The parameters to pass to control frame are:

  1. X-coordinate in SVG-coordinate system (type string)
  2. Y-coordinate in SVG-coordinate system (type string)
  3. The desired geometric characteristic symbol (tuple, svg string as first, width of symbol as second, height of symbol as third)
  4. The tolerance (type string)
  5. (optional) The diameter symbol (tuple, svg string as first, width of symbol as second, height of symbol as third)
  6. (optional) The condition modifying material (tuple, svg string as first, width of symbol as second, height of symbol as third)
  7. (optional) The first datum (type string)
  8. (optional) The first datum's modifying condition (tuple, svg string as first, width of symbol as second, height of symbol as third)
  9. (optional) The second datum (type string)
  10. (optional) The second datum's modifying condition (tuple, svg string as first, width of symbol as second, height of symbol as third)
  11. (optional) The third datum (type string)
  12. (optional) The third datum's material condition (tuple, svg string as first, width of symbol as second, height of symbol as third)

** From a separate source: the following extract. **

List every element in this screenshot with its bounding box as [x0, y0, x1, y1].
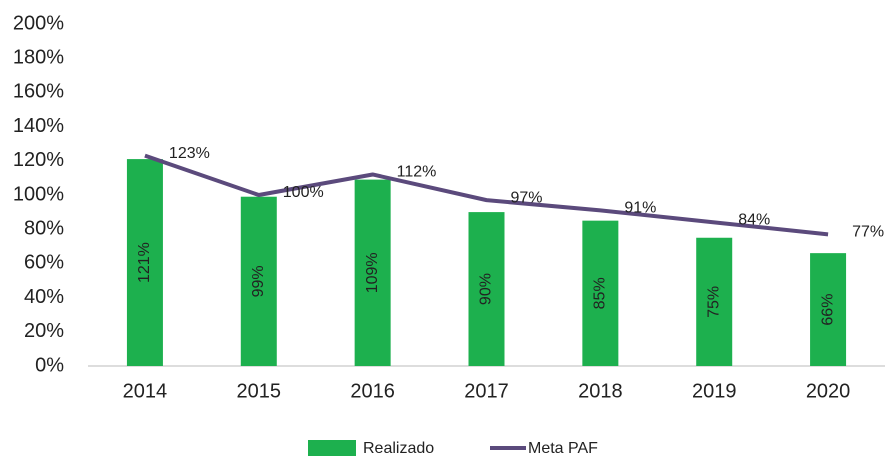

The ControlFrame function returns a type containing (svg string, overall width of control frame, overall height of control frame)

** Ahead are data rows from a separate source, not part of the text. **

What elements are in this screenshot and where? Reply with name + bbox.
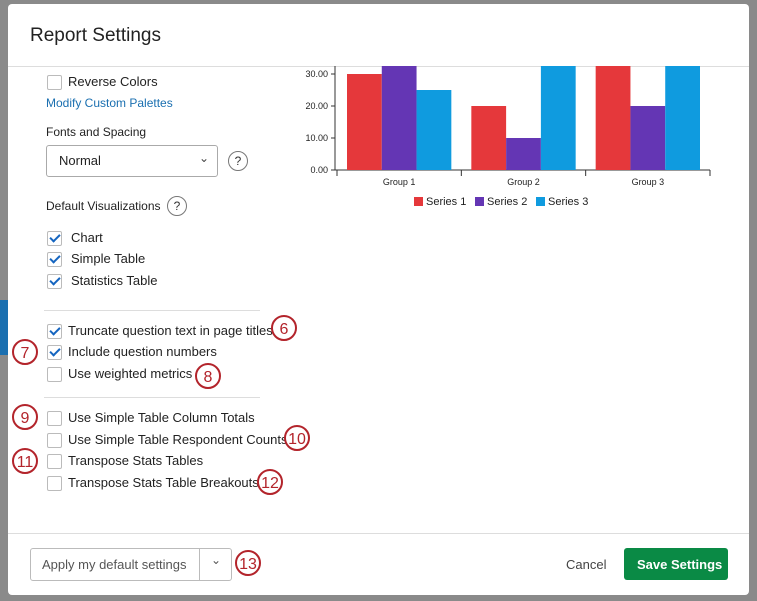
checkbox[interactable] bbox=[47, 345, 62, 360]
section-label: Default Visualizations bbox=[46, 199, 161, 213]
y-tick-label: 30.00 bbox=[305, 69, 328, 79]
option-label: Simple Table bbox=[71, 251, 146, 266]
checkbox[interactable] bbox=[47, 454, 62, 469]
help-icon[interactable]: ? bbox=[167, 196, 187, 216]
callout: 8 bbox=[195, 363, 221, 389]
checkbox[interactable] bbox=[47, 411, 62, 426]
dropdown-value: Normal bbox=[59, 153, 101, 168]
bar bbox=[630, 106, 666, 170]
divider bbox=[199, 548, 200, 581]
divider bbox=[44, 310, 260, 311]
option-label: Use Simple Table Column Totals bbox=[68, 410, 255, 425]
callout: 12 bbox=[257, 469, 283, 495]
option-label: Transpose Stats Tables bbox=[68, 453, 204, 468]
x-tick-label: Group 3 bbox=[632, 177, 665, 187]
checkbox[interactable] bbox=[47, 252, 62, 267]
label: Reverse Colors bbox=[68, 74, 158, 89]
divider bbox=[44, 397, 260, 398]
callout: 11 bbox=[12, 448, 38, 474]
bar bbox=[540, 66, 576, 170]
callout: 6 bbox=[271, 315, 297, 341]
callout: 9 bbox=[12, 404, 38, 430]
checkbox[interactable] bbox=[47, 324, 62, 339]
option-label: Use weighted metrics bbox=[68, 366, 193, 381]
chevron: ⌄ bbox=[199, 151, 210, 165]
y-tick-label: 20.00 bbox=[305, 101, 328, 111]
divider bbox=[8, 533, 749, 534]
help-icon[interactable]: ? bbox=[228, 151, 248, 171]
link[interactable]: Modify Custom Palettes bbox=[46, 96, 173, 110]
bar bbox=[665, 66, 700, 170]
legend-swatch bbox=[475, 197, 484, 206]
option-label: Transpose Stats Table Breakouts bbox=[68, 475, 259, 490]
callout: 10 bbox=[284, 425, 310, 451]
option-label: Include question numbers bbox=[68, 344, 217, 359]
y-tick-label: 0.00 bbox=[310, 165, 328, 175]
callout: 13 bbox=[235, 550, 261, 576]
x-tick-label: Group 1 bbox=[383, 177, 416, 187]
option-label: Chart bbox=[71, 230, 103, 245]
checkbox[interactable] bbox=[47, 476, 62, 491]
dropdown[interactable] bbox=[46, 145, 218, 177]
x-tick-label: Group 2 bbox=[507, 177, 540, 187]
apply-label: Apply my default settings bbox=[42, 557, 187, 572]
callout: 7 bbox=[12, 339, 38, 365]
checkbox[interactable] bbox=[47, 274, 62, 289]
apply-button[interactable] bbox=[30, 548, 232, 581]
checkbox[interactable] bbox=[47, 367, 62, 382]
bar bbox=[471, 106, 507, 170]
bar bbox=[381, 66, 417, 170]
save-button[interactable] bbox=[624, 548, 728, 580]
modal-title: Report Settings bbox=[30, 25, 161, 46]
bar bbox=[595, 66, 631, 170]
save-label: Save Settings bbox=[637, 557, 723, 572]
legend-swatch bbox=[536, 197, 545, 206]
checkbox[interactable] bbox=[47, 433, 62, 448]
bar bbox=[506, 138, 541, 170]
section-label: Fonts and Spacing bbox=[46, 125, 147, 139]
option-label: Use Simple Table Respondent Counts bbox=[68, 432, 288, 447]
option-label: Truncate question text in page titles bbox=[68, 323, 273, 338]
y-tick-label: 10.00 bbox=[305, 133, 328, 143]
checkbox[interactable] bbox=[47, 75, 62, 90]
option-label: Statistics Table bbox=[71, 273, 158, 288]
legend-label: Series 2 bbox=[487, 196, 527, 208]
background-accent bbox=[0, 300, 8, 355]
chart: 0.00 10.00 20.00 30.00 Group 1 Group 2 Group 3… bbox=[305, 66, 711, 208]
cancel-button[interactable]: Cancel bbox=[566, 557, 607, 572]
chevron[interactable]: ⌄ bbox=[211, 553, 222, 567]
bar bbox=[416, 90, 452, 170]
divider bbox=[8, 66, 749, 67]
bar bbox=[347, 74, 382, 170]
legend-label: Series 1 bbox=[426, 196, 466, 208]
checkbox[interactable] bbox=[47, 231, 62, 246]
legend-label: Series 3 bbox=[548, 196, 588, 208]
legend-swatch bbox=[414, 197, 423, 206]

To get a dimension, try out the following:

import gdtsvg
ourDimension = linearDimension(point1, point2, textpoint, dimensiontext, linestyle=getStyle("visible"), 
               arrowstyle=getStyle("filled"), textstyle=getStyle("text")

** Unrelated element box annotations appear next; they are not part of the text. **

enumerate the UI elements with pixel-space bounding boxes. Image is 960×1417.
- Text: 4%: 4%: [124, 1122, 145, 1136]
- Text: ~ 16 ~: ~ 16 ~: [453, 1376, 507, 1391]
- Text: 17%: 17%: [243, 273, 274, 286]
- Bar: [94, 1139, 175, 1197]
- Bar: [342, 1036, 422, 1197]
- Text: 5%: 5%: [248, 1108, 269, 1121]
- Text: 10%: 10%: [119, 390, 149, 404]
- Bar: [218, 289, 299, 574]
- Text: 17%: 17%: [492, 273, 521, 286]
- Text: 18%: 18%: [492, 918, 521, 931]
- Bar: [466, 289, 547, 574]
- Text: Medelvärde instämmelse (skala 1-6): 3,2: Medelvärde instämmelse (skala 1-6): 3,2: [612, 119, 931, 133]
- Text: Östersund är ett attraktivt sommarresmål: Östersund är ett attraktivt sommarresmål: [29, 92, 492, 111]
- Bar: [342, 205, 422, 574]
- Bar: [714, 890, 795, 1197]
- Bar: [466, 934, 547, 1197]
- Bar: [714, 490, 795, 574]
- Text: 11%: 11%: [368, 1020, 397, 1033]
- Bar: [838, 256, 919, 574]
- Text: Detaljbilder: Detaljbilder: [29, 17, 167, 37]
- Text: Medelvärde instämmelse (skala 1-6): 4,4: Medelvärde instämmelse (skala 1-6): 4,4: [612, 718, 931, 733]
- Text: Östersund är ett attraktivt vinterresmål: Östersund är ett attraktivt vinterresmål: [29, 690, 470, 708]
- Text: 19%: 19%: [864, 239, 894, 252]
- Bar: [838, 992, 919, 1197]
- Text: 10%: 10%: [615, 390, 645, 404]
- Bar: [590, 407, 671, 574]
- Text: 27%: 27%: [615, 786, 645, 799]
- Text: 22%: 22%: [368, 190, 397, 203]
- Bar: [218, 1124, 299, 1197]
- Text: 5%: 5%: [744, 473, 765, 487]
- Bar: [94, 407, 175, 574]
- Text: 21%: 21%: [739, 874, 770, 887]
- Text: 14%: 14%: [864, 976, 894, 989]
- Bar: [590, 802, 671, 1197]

Inputs for linear dimension are:

  1. point1, an (x,y) tuple with svg-coordinates, this is one of the points you would like to dimension between
  2. point2, an (x,y) tuple with svg-coordinates, this is the second point you would like to dimension between
  3. textpoint, an (x,y) tuple of svg-coordinates, this is where the text of your dimension will be
  4. dimensiontext, a string containing the text you want the dimension to say
  5. linestyle, a string containing svg (i.e. css) styles, using the getStyle function to retrieve a preset string, for styling the how the lines look
  6. arrowstyle, a string containing svg (i.e. css) styles, using the getStyle function to retrieve a preset string, for styling how the arrows look
  7. textstyle, a string containing svg (i.e. css) styles, using the getStyle function to retrieve a preset string, for styling how the text looks

With those two, you can proceed as above for displaying them on the drawing page. This module is very buggy and can be broken at any given moment, bug reports are welcome on the github page for now, or contact jcc242 on the forums if you post a bug somewhere else.

Templates

FreeCAD comes bundled with a set of default templates, but you can find more on the Drawing templates page.

Extending the Drawing Module

Some notes on the programming side of the drawing module will be added to the Drawing Documentation page. This is to help quickly understand how the drawing module works, enabling programmers to rapidly start programming for it.